It is often said that the person someone marries is not the same person as he or she divorces. During the course of a marriage, Colorado couples may work together as a team by combining their income and assets together. However, during a divorce, individuals may attempt to hide assets so that they can wind up with a greater stake after the marriage has ended.
Individuals may attempt to hide assets in a variety of ways. A classic method is to wire them to an offshore account. Another way is to give cash to a loved one who then purchases and holds an asset until after the divorce. Other individuals may decide to loan their loved one's sums that they do not disclose as a marital asset.

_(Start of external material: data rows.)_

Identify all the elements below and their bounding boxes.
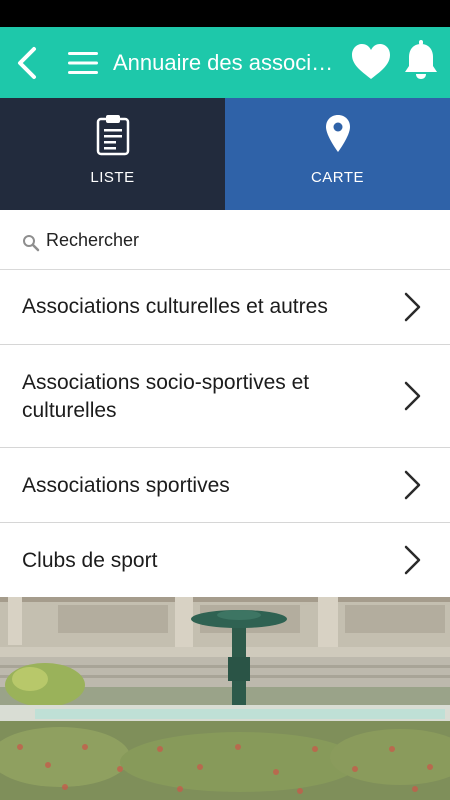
chevron-right-icon: [404, 470, 421, 500]
bell-icon: [405, 40, 437, 79]
status-bar: [0, 0, 450, 27]
fountain-garden-image: [0, 597, 450, 800]
list-item-label: Associations culturelles et autres: [22, 295, 328, 318]
list-item[interactable]: Clubs de sport: [0, 523, 450, 598]
search-icon: [23, 235, 40, 252]
heart-icon: [352, 44, 390, 79]
chevron-right-icon: [404, 292, 421, 322]
list-item-label: Associations sportives: [22, 474, 230, 497]
background-photo: [0, 597, 450, 800]
chevron-left-icon: [18, 47, 36, 79]
list-item[interactable]: Associations socio-sportives et culturel…: [0, 345, 450, 448]
map-pin-icon: [325, 115, 350, 152]
search-bar: [0, 210, 450, 270]
search-input[interactable]: [46, 226, 426, 254]
hamburger-menu-icon: [68, 52, 98, 74]
favorite-button[interactable]: [350, 43, 392, 81]
menu-button[interactable]: [66, 49, 100, 77]
clipboard-list-icon: [96, 115, 129, 156]
list-item[interactable]: Associations culturelles et autres: [0, 270, 450, 345]
page-title: Annuaire des associations: [113, 50, 343, 75]
list-item-label: Associations socio-sportives et culturel…: [22, 371, 310, 422]
view-tabs: LISTE CARTE: [0, 98, 450, 210]
tab-carte-label: CARTE: [310, 169, 365, 186]
list-item[interactable]: Associations sportives: [0, 448, 450, 523]
chevron-right-icon: [404, 381, 421, 411]
tab-liste[interactable]: LISTE: [0, 98, 225, 210]
notifications-button[interactable]: [403, 39, 439, 81]
category-list: Associations culturelles et autres Assoc…: [0, 270, 450, 598]
tab-carte[interactable]: CARTE: [225, 98, 450, 210]
list-item-label: Clubs de sport: [22, 549, 158, 572]
back-button[interactable]: [12, 45, 44, 81]
app-header: Annuaire des associations: [0, 27, 450, 98]
chevron-right-icon: [404, 545, 421, 575]
tab-liste-label: LISTE: [90, 169, 135, 186]
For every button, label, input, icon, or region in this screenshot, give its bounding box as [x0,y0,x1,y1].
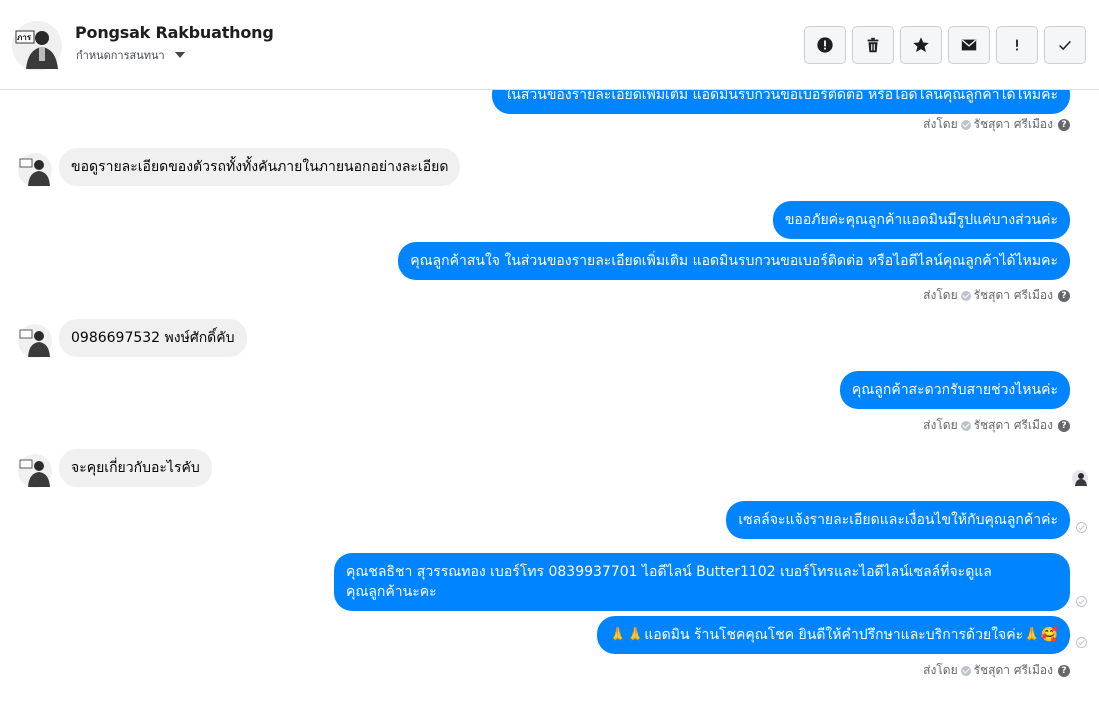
help-icon[interactable]: ? [1058,664,1070,677]
alert-circle-icon [817,37,833,53]
verified-check-icon [960,420,971,431]
star-icon [913,37,929,53]
contact-avatar-small [18,153,52,187]
mark-unread-button[interactable] [948,26,990,64]
delivered-check-icon [1076,596,1087,607]
help-icon[interactable]: ? [1058,419,1070,432]
sent-by-agent: รัชสุดา ศรีเมือง [973,117,1053,131]
sent-by-prefix: ส่งโดย [923,418,958,432]
outgoing-message[interactable]: คุณลูกค้าสนใจ ในส่วนของรายละเอียดเพิ่มเต… [398,242,1070,280]
message-line: คุณชลธิชา สุวรรณทอง เบอร์โทร 0839937701 … [346,564,992,580]
trash-icon [867,37,879,53]
envelope-icon [961,39,977,51]
assign-label: กำหนดการสนทนา [76,49,165,62]
delivered-check-icon [1076,637,1087,648]
sent-by-prefix: ส่งโดย [923,663,958,677]
follow-up-button[interactable] [996,26,1038,64]
outgoing-message[interactable]: คุณชลธิชา สุวรรณทอง เบอร์โทร 0839937701 … [334,553,1070,611]
outgoing-message[interactable]: เซลล์จะแจ้งรายละเอียดและเงื่อนไขให้กับคุ… [726,501,1070,539]
sent-by-prefix: ส่งโดย [923,117,958,131]
conversation-header: ภาร Pongsak Rakbuathong กำหนดการสนทนา [0,0,1099,90]
sent-by-agent: รัชสุดา ศรีเมือง [973,418,1053,432]
exclamation-icon [1016,39,1018,51]
contact-avatar-small [18,324,52,358]
outgoing-message[interactable]: 🙏🙏แอดมิน ร้านโชคคุณโชค ยินดีให้คำปรึกษาแ… [597,616,1070,654]
check-icon [1059,40,1071,51]
sent-by-line: ส่งโดย รัชสุดา ศรีเมือง ? [923,416,1070,435]
message-line: คุณลูกค้านะคะ [346,584,437,600]
caret-down-icon [174,52,185,58]
sent-by-line: ส่งโดย รัชสุดา ศรีเมือง ? [923,286,1070,305]
contact-avatar[interactable]: ภาร [12,21,62,71]
sent-by-line: ส่งโดย รัชสุดา ศรีเมือง ? [923,115,1070,134]
verified-check-icon [960,665,971,676]
contact-avatar-small [18,454,52,488]
sent-by-agent: รัชสุดา ศรีเมือง [973,663,1053,677]
delivered-check-icon [1076,522,1087,533]
incoming-message[interactable]: ขอดูรายละเอียดของตัวรถทั้งทั้งคันภายในภา… [59,148,461,186]
contact-name: Pongsak Rakbuathong [75,23,274,42]
incoming-message[interactable]: 0986697532 พงษ์ศักดิ์คับ [59,319,247,357]
sent-by-agent: รัชสุดา ศรีเมือง [973,288,1053,302]
mark-done-button[interactable] [1044,26,1086,64]
seen-by-avatar [1072,470,1088,486]
outgoing-message[interactable]: คุณลูกค้าสะดวกรับสายช่วงไหนค่ะ [839,371,1070,409]
svg-text:ภาร: ภาร [17,33,32,42]
mark-spam-button[interactable] [804,26,846,64]
verified-check-icon [960,290,971,301]
sent-by-prefix: ส่งโดย [923,288,958,302]
help-icon[interactable]: ? [1058,289,1070,302]
incoming-message[interactable]: จะคุยเกี่ยวกับอะไรคับ [59,449,212,487]
assign-conversation-dropdown[interactable]: กำหนดการสนทนา [76,46,185,64]
help-icon[interactable]: ? [1058,118,1070,131]
sent-by-line: ส่งโดย รัชสุดา ศรีเมือง ? [923,661,1070,680]
outgoing-message[interactable]: ในส่วนของรายละเอียดเพิ่มเติม แอดมินรบกวน… [492,90,1070,114]
conversation-actions [804,26,1086,64]
message-thread[interactable]: ในส่วนของรายละเอียดเพิ่มเติม แอดมินรบกวน… [0,90,1099,711]
outgoing-message[interactable]: ขออภัยค่ะคุณลูกค้าแอดมินมีรูปแค่บางส่วนค… [772,201,1070,239]
delete-button[interactable] [852,26,894,64]
star-button[interactable] [900,26,942,64]
verified-check-icon [960,119,971,130]
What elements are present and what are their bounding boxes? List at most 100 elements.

Once all of the relevant assets are disclosed, individuals may be able to reach an agreement about how to divide them. Otherwise, a judge will make the property division determination in the absence of an accord. With assets that are not liquid, it may be easiest for the couple to reach an agreement about their disposition. Otherwise, they may be at the mercy of a judge's order that does not recognize a correlation between the order and the value of the asset. For example, a judge may give all of a business interest to one spouse and order that same spouse to pay the other spouse for a specific period of time. If that business goes bankrupt, the spouse that owns it may wind up still paying the other spouse in exchange for a now worthless asset.
An attorney with experience in divorce matters may be of assistance in locating or placing a value on complex marital assets. This could serve to be an integral step in reaching an equitable property distribution.